Kelvedon expanded significantly in the Victorian era. The reason was the Norwich to London railway making it a place to live yet get to work as rail was the only fast method of transport. Victorian Kelvedon was set along one street, High Street. In the late 19th century, Kelvedon became famous for seed growing, and the firm of Kings Seeds, now part of Associated British Foods, became famous for the production of flower and vegetable seeds. Another large seed merchant, based nearby in the hamlet of Inworth, and trading worldwide was E W Deal & Sons (a founder member of Asmer Seeds based in Leicester) who were famous for developing the Kelvedon Wonder Pea and other varieties of flowers and vegetables.

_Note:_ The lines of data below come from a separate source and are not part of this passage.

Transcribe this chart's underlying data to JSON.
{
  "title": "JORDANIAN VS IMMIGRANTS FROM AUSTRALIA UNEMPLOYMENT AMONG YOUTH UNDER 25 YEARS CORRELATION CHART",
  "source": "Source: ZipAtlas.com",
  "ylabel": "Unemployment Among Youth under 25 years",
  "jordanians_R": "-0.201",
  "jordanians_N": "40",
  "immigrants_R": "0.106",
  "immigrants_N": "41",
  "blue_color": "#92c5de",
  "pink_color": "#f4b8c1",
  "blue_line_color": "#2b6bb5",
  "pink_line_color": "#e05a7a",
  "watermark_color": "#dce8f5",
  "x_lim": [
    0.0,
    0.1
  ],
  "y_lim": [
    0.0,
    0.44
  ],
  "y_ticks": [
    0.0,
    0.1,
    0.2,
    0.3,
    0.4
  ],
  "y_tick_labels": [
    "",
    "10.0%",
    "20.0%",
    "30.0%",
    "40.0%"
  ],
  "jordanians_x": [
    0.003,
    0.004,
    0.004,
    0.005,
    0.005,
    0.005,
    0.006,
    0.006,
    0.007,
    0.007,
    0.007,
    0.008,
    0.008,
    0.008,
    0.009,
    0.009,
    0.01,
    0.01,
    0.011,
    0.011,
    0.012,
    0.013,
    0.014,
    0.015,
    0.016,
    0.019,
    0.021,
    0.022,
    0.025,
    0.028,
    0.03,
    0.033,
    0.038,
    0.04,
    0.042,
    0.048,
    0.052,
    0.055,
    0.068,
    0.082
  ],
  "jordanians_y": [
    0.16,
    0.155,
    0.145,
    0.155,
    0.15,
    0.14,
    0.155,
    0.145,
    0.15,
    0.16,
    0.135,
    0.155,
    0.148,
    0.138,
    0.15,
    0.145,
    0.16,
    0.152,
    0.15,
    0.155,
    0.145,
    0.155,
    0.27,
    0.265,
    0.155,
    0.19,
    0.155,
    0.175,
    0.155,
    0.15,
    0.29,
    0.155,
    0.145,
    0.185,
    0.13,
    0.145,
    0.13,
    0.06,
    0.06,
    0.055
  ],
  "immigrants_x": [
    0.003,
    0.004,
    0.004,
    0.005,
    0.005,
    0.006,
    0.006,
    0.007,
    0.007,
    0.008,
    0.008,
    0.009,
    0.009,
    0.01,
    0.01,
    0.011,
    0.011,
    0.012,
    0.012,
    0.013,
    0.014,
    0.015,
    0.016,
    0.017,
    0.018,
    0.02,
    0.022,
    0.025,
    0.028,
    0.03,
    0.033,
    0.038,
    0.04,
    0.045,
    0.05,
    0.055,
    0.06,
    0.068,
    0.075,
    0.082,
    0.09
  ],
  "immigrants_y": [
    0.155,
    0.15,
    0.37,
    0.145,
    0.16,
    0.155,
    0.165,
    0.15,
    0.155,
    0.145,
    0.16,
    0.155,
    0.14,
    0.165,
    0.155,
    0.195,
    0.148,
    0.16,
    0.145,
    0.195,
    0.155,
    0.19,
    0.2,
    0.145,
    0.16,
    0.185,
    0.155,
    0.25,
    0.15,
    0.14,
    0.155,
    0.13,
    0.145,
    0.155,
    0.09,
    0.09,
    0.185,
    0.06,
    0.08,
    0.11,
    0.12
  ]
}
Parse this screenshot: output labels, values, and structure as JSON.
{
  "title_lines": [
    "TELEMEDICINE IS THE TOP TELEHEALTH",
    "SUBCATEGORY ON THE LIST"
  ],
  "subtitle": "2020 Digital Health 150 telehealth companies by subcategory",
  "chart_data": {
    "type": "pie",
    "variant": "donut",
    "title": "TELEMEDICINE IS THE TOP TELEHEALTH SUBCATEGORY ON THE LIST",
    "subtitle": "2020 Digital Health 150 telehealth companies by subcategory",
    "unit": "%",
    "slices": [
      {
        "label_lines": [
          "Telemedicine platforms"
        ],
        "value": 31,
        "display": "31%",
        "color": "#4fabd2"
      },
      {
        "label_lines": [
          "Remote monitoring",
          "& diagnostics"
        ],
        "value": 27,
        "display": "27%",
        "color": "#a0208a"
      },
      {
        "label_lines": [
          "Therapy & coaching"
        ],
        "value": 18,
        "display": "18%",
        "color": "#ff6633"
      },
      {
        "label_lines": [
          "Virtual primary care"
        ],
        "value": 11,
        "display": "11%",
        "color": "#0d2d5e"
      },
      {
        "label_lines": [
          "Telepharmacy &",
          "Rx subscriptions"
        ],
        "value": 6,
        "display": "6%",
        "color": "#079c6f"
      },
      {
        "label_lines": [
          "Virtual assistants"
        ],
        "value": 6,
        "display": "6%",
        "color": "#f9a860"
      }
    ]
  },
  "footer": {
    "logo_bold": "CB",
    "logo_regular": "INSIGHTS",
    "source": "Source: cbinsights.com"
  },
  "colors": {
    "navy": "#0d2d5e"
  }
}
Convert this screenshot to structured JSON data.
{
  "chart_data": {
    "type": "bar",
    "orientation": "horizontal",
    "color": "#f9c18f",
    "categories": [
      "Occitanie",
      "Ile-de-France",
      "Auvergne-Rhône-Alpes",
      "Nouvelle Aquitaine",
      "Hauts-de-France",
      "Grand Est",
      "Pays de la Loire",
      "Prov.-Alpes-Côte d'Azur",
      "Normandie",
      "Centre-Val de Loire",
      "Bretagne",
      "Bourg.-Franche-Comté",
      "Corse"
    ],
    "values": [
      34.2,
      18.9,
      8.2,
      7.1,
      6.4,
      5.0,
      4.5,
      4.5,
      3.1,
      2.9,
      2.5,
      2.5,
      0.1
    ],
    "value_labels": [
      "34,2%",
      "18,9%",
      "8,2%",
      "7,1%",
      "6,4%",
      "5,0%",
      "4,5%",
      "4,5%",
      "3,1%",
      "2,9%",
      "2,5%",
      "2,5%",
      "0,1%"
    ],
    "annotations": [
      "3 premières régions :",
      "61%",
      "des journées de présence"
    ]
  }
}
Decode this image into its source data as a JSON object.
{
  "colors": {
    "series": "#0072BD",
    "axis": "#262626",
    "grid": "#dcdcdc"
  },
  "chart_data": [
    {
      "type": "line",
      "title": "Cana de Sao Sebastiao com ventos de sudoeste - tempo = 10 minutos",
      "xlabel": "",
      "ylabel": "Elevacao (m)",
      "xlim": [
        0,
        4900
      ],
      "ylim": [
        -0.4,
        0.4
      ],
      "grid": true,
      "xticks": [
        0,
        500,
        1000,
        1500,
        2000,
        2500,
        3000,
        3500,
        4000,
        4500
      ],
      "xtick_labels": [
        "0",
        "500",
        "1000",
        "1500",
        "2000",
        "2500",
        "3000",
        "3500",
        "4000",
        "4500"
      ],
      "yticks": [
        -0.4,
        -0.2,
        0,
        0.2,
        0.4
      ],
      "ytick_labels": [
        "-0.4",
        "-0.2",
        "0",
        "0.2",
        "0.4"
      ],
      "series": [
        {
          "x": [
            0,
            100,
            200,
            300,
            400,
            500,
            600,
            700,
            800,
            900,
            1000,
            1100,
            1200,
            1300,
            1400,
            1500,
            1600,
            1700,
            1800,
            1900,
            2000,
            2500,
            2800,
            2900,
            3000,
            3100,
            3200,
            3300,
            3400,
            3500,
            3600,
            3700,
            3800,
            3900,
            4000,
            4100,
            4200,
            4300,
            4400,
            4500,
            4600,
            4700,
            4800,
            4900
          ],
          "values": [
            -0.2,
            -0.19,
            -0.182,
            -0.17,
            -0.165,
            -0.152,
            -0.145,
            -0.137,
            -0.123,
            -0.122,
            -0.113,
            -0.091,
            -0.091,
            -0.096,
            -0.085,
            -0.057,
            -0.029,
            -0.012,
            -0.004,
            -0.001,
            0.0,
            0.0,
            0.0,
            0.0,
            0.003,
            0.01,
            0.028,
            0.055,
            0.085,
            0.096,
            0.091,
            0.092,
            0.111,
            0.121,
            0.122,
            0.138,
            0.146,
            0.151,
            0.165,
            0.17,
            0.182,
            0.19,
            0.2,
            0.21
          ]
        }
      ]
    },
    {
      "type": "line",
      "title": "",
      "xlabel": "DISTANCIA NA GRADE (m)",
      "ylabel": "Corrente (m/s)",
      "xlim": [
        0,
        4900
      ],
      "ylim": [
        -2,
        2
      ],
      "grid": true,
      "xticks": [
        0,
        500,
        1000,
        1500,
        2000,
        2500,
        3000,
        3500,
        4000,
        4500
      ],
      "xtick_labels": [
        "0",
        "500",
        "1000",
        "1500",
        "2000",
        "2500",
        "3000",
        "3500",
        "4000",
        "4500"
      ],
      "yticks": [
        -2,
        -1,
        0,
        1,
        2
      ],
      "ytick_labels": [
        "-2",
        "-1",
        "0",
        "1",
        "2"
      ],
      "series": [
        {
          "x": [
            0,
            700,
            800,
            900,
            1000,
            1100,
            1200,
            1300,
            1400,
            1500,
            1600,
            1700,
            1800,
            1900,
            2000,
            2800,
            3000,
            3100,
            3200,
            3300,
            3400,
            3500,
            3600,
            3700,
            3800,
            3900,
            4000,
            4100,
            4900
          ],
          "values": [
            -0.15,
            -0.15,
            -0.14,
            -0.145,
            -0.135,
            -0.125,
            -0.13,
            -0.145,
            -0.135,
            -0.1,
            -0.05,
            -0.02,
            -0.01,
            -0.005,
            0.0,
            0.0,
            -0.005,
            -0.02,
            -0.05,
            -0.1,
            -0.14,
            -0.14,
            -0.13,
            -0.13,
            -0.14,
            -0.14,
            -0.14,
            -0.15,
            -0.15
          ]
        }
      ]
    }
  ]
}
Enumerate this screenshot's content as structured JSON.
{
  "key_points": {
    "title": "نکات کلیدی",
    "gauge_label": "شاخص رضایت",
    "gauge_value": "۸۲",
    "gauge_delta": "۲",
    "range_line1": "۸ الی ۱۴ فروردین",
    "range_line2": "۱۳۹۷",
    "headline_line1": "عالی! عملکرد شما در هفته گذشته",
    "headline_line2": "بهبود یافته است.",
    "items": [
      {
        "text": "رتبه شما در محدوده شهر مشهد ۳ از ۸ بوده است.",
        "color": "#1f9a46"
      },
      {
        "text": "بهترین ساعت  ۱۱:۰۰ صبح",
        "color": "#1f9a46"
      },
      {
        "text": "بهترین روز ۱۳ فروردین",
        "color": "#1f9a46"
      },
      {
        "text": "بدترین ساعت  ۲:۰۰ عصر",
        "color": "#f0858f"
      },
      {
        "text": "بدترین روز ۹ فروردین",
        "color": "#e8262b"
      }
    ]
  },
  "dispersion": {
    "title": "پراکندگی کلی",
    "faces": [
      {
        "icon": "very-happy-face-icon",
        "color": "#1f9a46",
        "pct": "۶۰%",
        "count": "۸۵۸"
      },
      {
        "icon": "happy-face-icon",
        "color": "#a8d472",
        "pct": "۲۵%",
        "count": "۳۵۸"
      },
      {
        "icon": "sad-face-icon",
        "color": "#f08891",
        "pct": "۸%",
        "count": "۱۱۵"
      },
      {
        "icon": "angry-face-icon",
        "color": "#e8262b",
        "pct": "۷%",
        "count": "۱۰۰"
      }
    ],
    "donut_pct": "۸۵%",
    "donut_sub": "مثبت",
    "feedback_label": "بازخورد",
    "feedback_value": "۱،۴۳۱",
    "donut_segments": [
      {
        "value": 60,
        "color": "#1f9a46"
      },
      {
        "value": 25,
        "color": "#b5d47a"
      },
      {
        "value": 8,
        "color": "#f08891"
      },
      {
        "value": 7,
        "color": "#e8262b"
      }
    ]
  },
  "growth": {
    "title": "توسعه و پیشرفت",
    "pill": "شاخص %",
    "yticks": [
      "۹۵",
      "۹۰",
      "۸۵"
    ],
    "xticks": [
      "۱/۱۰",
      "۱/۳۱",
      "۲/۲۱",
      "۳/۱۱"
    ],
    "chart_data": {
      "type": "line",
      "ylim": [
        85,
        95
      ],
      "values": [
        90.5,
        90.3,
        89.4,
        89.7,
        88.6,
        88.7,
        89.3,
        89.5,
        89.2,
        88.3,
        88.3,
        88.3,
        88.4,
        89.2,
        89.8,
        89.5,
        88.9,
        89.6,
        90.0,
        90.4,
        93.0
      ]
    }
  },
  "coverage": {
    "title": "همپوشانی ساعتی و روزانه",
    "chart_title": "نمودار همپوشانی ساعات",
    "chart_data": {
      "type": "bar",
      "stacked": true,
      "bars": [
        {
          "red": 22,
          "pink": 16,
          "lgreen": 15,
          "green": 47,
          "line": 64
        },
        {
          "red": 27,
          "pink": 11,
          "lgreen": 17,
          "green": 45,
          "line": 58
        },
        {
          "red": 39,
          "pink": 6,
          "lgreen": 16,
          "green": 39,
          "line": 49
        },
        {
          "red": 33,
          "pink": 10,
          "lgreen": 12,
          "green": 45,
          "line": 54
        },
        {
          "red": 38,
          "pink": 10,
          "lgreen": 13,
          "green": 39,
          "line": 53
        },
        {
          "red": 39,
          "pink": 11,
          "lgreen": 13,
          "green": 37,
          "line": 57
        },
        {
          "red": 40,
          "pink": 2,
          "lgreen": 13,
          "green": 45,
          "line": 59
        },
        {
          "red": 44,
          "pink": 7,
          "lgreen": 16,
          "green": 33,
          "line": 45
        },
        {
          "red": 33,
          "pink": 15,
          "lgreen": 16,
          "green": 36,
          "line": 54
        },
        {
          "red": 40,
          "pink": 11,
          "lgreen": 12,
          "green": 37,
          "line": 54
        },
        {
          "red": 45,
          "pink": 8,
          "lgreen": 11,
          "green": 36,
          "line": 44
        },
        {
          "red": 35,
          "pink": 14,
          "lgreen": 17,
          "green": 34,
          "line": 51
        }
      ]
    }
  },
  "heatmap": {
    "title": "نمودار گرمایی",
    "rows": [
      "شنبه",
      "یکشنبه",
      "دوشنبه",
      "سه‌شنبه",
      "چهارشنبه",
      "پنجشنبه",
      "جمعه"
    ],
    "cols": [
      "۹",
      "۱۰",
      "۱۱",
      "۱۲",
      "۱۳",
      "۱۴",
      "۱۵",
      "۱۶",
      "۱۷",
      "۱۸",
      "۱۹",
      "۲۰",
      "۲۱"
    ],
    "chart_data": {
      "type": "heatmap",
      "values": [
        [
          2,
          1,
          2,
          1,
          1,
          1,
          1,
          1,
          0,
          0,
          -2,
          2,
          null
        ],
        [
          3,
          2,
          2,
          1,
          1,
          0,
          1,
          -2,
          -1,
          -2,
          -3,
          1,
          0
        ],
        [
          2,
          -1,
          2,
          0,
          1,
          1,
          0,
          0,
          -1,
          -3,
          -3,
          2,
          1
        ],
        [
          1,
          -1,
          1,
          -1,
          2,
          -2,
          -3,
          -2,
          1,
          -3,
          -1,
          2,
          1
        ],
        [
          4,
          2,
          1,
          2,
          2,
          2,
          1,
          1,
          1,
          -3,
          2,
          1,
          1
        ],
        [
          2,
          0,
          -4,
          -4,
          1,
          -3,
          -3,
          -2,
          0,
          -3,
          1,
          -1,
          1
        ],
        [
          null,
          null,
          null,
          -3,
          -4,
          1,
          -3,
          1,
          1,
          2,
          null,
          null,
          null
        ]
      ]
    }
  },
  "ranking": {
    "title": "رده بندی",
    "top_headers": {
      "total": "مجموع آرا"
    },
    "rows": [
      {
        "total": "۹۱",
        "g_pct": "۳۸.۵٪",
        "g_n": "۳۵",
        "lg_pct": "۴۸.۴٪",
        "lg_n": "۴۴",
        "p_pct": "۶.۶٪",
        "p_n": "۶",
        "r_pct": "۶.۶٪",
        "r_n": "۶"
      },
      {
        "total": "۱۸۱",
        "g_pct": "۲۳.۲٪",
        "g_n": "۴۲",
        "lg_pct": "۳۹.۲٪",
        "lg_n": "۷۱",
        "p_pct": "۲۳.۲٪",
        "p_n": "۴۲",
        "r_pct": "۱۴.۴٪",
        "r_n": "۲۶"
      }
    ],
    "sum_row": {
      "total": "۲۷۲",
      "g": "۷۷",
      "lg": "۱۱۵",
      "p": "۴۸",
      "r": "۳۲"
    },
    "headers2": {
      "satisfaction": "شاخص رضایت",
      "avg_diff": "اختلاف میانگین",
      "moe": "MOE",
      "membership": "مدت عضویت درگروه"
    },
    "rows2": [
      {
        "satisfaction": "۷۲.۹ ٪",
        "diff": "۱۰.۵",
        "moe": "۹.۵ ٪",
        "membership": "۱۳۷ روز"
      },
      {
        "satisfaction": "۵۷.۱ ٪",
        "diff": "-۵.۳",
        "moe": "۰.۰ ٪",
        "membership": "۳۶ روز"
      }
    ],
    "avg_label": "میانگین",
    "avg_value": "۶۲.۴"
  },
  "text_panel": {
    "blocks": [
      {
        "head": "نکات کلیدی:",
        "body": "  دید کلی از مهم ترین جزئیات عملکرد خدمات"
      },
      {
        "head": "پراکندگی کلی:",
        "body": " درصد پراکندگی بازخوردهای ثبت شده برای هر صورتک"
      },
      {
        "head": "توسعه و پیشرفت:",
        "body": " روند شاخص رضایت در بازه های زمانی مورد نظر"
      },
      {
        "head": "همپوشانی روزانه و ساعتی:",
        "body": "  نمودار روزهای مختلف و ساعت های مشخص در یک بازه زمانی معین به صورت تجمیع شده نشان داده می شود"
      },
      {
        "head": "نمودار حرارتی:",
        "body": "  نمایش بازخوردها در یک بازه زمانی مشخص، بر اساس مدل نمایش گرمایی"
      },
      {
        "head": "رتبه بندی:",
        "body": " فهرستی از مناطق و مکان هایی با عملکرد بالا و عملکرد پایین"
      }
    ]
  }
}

In the 1930s, with the advent of the automobile, High Street became the A12, the main road through Essex. Ribbon development saw houses sprawl along the road for miles. Ayletts Foundation School closed in 1944, though its building still stands and now houses the Kelvedon Library and Museum. It was replaced by the Kelvedon St Mary's School, a Church of England primary school located on the corner of High Street and Easterford Road (now the Kelvedon and Feering Health Centre and a private residence). It was in turn replaced in 1977 by a new school located in Docwra Road, also called Kelvedon St Marys. This school converted to academy status in March 2013. The village suffered major congestion until a bypass was built in the 1960s diverting the A12 past the village. Suburbanization started to take place in the 1980s when a large development, called Riverside Park, was constructed adding hundreds of homes to the village envelope.

The Office for National Statistics now classes the neighbouring villages of Kelvedon and Feering as forming a single built up area, which it calls "Kelvedon and Feering". This built up area had a population of 4,870 at the 2021 census.

==Transport==
Kelvedon railway station is on the Great Eastern Main Line between London Liverpool Street and Ipswich. Passenger trains, operated by Greater Anglia, generally run half-hourly in each way to Liverpool Street southbound and to Colchester railway station and Ipswich northbound. With a minimum journey time of 47 minutes to Liverpool Street, Kelvedon is a desirable location for commuters working in the city of London.

Bus services are provided by the 71 First Bus service between Chelmsford and Colchester and the 91 Hedingham & District service between Tollesbury and Witham.

Kelvedon is located beside the A12 dual carriageway, which connects east London with Lowestoft; it therefore has good road links with the rest of East Anglia.

==Notable residents==
- Susanna Corder (1787–1864), educationist and Quaker biographer was born here.
- C.H. Spurgeon, known as the "Prince of Preachers", was born in Kelvedon on 19 June 1834. Charles Spurgeon was a powerful preacher of the Victorian era and boasted the largest congregation in London, to the extent that his weekly sermon was printed and sold by the thousands. The Metropolitan Tabernacle was built for him. Charles Spurgeon never returned to Kelvedon to preach although he was invited in 1853 to do so in the new Independent Chapel built in the village, an invitation which he refused. There is a blue plaque on a building in Kelvedon High Street commemorating the place of his birth.
- Actress Juliet Stevenson was born in Kelvedon.
- Actor Jeremy Sheffield spent part of his childhood living in Kelvedon.
- Singer/Actor/Television Show Judge Zoe Tyler lived in Kelvedon
- Actor John Dagleish was born and raised in Kelvedon.